307. 2252, Present Day. New York. Athan.

“Who the hell are you supposed to be?” the Exhuman questioned me.

I jerked my thumb at the broken exosuit. “I’m crashing at her place while I sort out shit with my sorta-dead-sorta-girlfriend.”

She hesitated. “Is that supposed to be a joke?”

I shook my head. “I fucking wish. I’m sure they gave you the line already, but you should surrender if you don’t want your ass completely kicked right now.”

“Hah!” she laughed. “I’ve already crushed four of your friends, you think you scare me on your own?”

“Three, technically,” said Jack, who appeared behind me, deploying a canister of medical gel into the cracks in the exosuit. “And Chariot, might I inquire, if not you, who exactly is in this suit?”

“It’s a long story. Let’s save it for after she surrenders.”

“I will never surrender,” she hissed. “I will defy you with my every breath. I will prove to you–“

I lit up my swords and her words fell away.

A full twenty-four of them, hovering and ominous, spread in an arc above and behind me like a halo in an illuminated bible. But they weren’t like my old swords, they weren’t just lightning trapped and waiting for me to will them to action. These crackled and poured out sparks with ferenic energy, these pulsed and seethed as though impatient to strike.

These were barely held together, burning hotter and brighter than my blades had ever burned before. I threw one straight at her like a missile, and though she jumped away at the last moment, when the blade shredded into my own personal little supernova, the heat of it still caught her, and I saw her patting down the burns on her legs in the air.

“You were saying something about surrendering?” I asked, taking a few casual steps towards her as my blades crackled around me.

“Never,” she hissed.

“Look lady, if you just wanted to be left alone and live in peace, there’s this place called New Eden–“

She cut me off by dashing straight at my face. My instincts with my powers were…nonexistent at the moment, so my blades just stayed floating uselessly behind me.

But I hadn’t spent the last few months training my powers. I’d been learning to fight, and seeing that fist fly at my face in both my normal vision and in my electric-sense, it was the most obvious windup I’d ever witnessed.

My head jerked to the side, her blade passing inches from my ear, and stepping through her attack, I elbowed the small of her back, feeling a weird sort of resistance where I hit her. The blow carried through, and it hurt my elbow a lot, but it also felt like I slid right off of her. And when she hit the ground, she slid too. Frictionless Exhuman, I guess?

“I hope it goes without saying, but avoid the blades,” Jack advised.

“Way ahead of you, buddy,” I said, stepping aside again as she jumped suddenly at me again. It might have been fast if she hadn’t tensed up in preparation for it so long in advance. Compared to Dragon, this was like preschool.

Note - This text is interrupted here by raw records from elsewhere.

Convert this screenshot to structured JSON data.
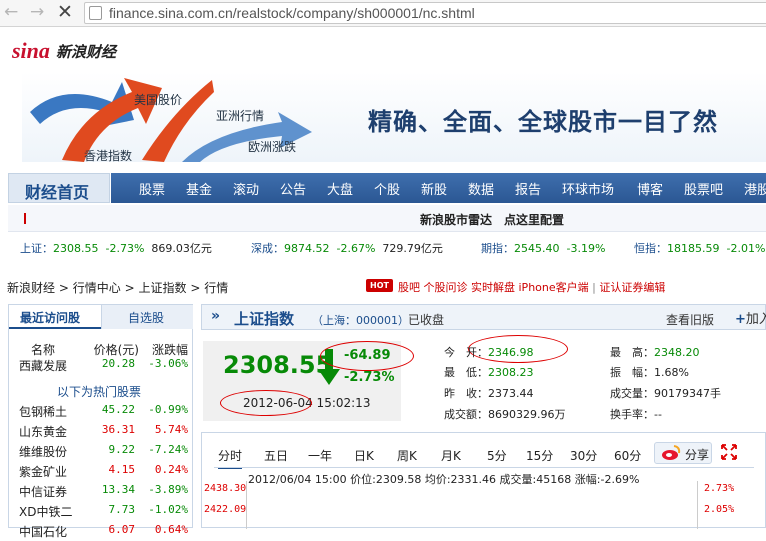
{
  "browser": {
    "url": "finance.sina.com.cn/realstock/company/sh000001/nc.shtml",
    "back": "←",
    "forward": "→",
    "stop": "✕"
  },
  "logo": {
    "sina": "sina",
    "name": "新浪财经"
  },
  "banner": {
    "labels": [
      "美国股价",
      "亚洲行情",
      "香港指数",
      "欧洲涨跌"
    ],
    "slogan": "精确、全面、全球股市一目了然"
  },
  "nav": {
    "home": "财经首页",
    "items": [
      "股票",
      "基金",
      "滚动",
      "公告",
      "大盘",
      "个股",
      "新股",
      "数据",
      "报告",
      "环球市场",
      "博客",
      "股票吧",
      "港股"
    ]
  },
  "radar": {
    "text": "新浪股市雷达　点这里配置"
  },
  "indices": [
    {
      "label": "上证：",
      "value": "2308.55",
      "chg": "-2.73%",
      "amount": "869.03亿元"
    },
    {
      "label": "深成：",
      "value": "9874.52",
      "chg": "-2.67%",
      "amount": "729.79亿元"
    },
    {
      "label": "期指：",
      "value": "2545.40",
      "chg": "-3.19%"
    },
    {
      "label": "恒指：",
      "value": "18185.59",
      "chg": "-2.01%"
    }
  ],
  "breadcrumb": [
    "新浪财经",
    "行情中心",
    "上证指数",
    "行情"
  ],
  "breadcrumb_sep": ">",
  "hot": "HOT",
  "links": [
    "股吧",
    "个股问诊",
    "实时解盘",
    "iPhone客户端",
    "证认证券编辑"
  ],
  "links_sep": "|",
  "left_panel": {
    "tab_recent": "最近访问股",
    "tab_custom": "自选股",
    "headers": [
      "名称",
      "价格(元)",
      "涨跌幅"
    ],
    "recent": [
      {
        "name": "西藏发展",
        "price": "20.28",
        "chg": "-3.06%"
      }
    ],
    "hot_title": "以下为热门股票",
    "hot": [
      {
        "name": "包钢稀土",
        "price": "45.22",
        "chg": "-0.99%"
      },
      {
        "name": "山东黄金",
        "price": "36.31",
        "chg": "5.74%"
      },
      {
        "name": "维维股份",
        "price": "9.22",
        "chg": "-7.24%"
      },
      {
        "name": "紫金矿业",
        "price": "4.15",
        "chg": "0.24%"
      },
      {
        "name": "中信证券",
        "price": "13.34",
        "chg": "-3.89%"
      },
      {
        "name": "XD中铁二",
        "price": "7.73",
        "chg": "-1.02%"
      },
      {
        "name": "中国石化",
        "price": "6.07",
        "chg": "0.64%"
      }
    ]
  },
  "index": {
    "name": "上证指数",
    "code": "（上海：000001）",
    "state": "已收盘",
    "old_version": "查看旧版",
    "add": "加入",
    "price": "2308.55",
    "change": "-64.89",
    "change_pct": "-2.73%",
    "time": "2012-06-04 15:02:13",
    "quotes": [
      {
        "label": "今　开：",
        "value": "2346.98",
        "color": "#078a07"
      },
      {
        "label": "最　低：",
        "value": "2308.23",
        "color": "#078a07"
      },
      {
        "label": "昨　收：",
        "value": "2373.44",
        "color": "#222222"
      },
      {
        "label": "成交额：",
        "value": "8690329.96万",
        "color": "#222222"
      },
      {
        "label": "最　高：",
        "value": "2348.20",
        "color": "#078a07"
      },
      {
        "label": "振　幅：",
        "value": "1.68%",
        "color": "#222222"
      },
      {
        "label": "成交量：",
        "value": "90179347手",
        "color": "#222222"
      },
      {
        "label": "换手率：",
        "value": "--",
        "color": "#222222"
      }
    ]
  },
  "chart": {
    "tabs": [
      "分时",
      "五日",
      "一年",
      "日K",
      "周K",
      "月K",
      "5分",
      "15分",
      "30分",
      "60分"
    ],
    "share": "分享",
    "info_time": "2012/06/04 15:00",
    "info_price_label": "价位:",
    "info_price": "2309.58",
    "info_avg_label": "均价:",
    "info_avg": "2331.46",
    "info_vol_label": "成交量:",
    "info_vol": "45168",
    "info_chg_label": "涨幅:",
    "info_chg": "-2.69%",
    "axis_left": [
      "2438.30",
      "2422.09"
    ],
    "axis_right": [
      "2.73%",
      "2.05%"
    ]
  },
  "colors": {
    "up": "#dd0000",
    "down": "#078a07",
    "brand": "#1b4d8c"
  }
}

“Just who the hell–” she growled.

“I told you. Now surrender.”

“And I told you, never!“

She snapped her wrist out and sliced off a thick branch of a tree. With two more flicks, she’d pruned the branches off of it and honed the end. With a grin, she charged me again.

But she’d changed tack, dashing around me instead of head-on. I stood there, waiting for the inevitable. And sure enough, once she’d circled me once and was right behind me, she let the branch fly, a crude spear aimed at my back.

I let it hit my shield without even trying to stop it, where it exploded with a satisfying crack of thunder.

“Now, will you consider–“

A handful of pebbles joined the thrown branch in evaporating. And then a few hunks of metal, carved off of the exosuit’s forearm that Whitney and I had worked so hard on last night.

“Look lady, you aren’t winning this. Do you get that yet? Your powers are a fucking joke compared to mine.”

“I don’t care!” she screamed. “I’ve worked too long and too hard at this to be talked down to by some little brat! I spent months holed up in the dark like a rat, I’ve been hunted like some dirty animal, and I survived being buried by myself in the dark for a week! You don’t know anything about what I’ve suffered and endured, you don’t–“

“I don’t care,” I interrupted. “None of that makes you able to beat my powers. So just give up.”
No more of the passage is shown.